In my last two books, I began grappling with the under-matching phenomenon, which refers to qualified low-income and minority students who don’t enroll at highly selective schools because they’re not getting the information, support or guidance they need to navigate the application process. These students may also lack knowledge about the variety of institutions that are open to them. In response to the under-matching phenomenon, I’ve put together a research project examining the Pitzer Pathways Initiative with the Pitzer Admission Office. I’m looking at how the initiative, which calls for admission counselors to reach out to community-based organizations in their recruitment territories, was experienced by both the counselors and the organizations to which they reached out.
What are you planning to do with the information you gather about the initiative?
I want to use the information to inform other schools about how initiatives like ours here at Pitzer can work successfully. I’m hoping to pull out lessons and best practices so that we as a nation can use that information to implement future programs. I’m also using a national data set that looks at students over time, and asks them about the experiences they had early in their schooling.

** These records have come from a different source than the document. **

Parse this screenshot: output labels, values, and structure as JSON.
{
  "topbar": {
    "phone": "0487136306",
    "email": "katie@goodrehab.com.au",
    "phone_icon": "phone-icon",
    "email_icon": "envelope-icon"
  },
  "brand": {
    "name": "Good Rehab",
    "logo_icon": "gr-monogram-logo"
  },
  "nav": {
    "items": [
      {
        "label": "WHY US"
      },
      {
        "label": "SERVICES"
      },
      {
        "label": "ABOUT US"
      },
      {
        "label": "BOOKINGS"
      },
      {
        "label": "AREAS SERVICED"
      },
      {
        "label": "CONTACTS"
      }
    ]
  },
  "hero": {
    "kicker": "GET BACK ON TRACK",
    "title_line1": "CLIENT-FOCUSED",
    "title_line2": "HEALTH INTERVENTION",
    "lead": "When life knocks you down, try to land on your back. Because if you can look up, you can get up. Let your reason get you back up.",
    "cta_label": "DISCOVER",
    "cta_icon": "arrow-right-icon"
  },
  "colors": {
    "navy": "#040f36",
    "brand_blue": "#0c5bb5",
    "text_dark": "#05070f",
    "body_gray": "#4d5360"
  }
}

There’s a specific question on the data set that asks about whom they received college information from, and the criteria they used to decide which college to attend. The study follows students for four to ten years out of school. I’m looking at where the students ended up based on who they received information from, and the criteria they used to make their decisions. I want to know if the students completed college, and what their career trajectory looks like as a result of finishing or not finishing college. I’m also curious about whether they went to a highly-selective or less-selective institution. I want to know what long-term career and life trajectories look like as a result of things that happened earlier in their schooling. I’m also looking at community-based organizations who are tackling the under-match problem. I’m hoping to find out what they’re doing, and how they exchange information about best practices amongst themselves. I want to know more about what they’re doing to facilitate discussions about what works in servicing low-income and minority students to help them gain access to higher education.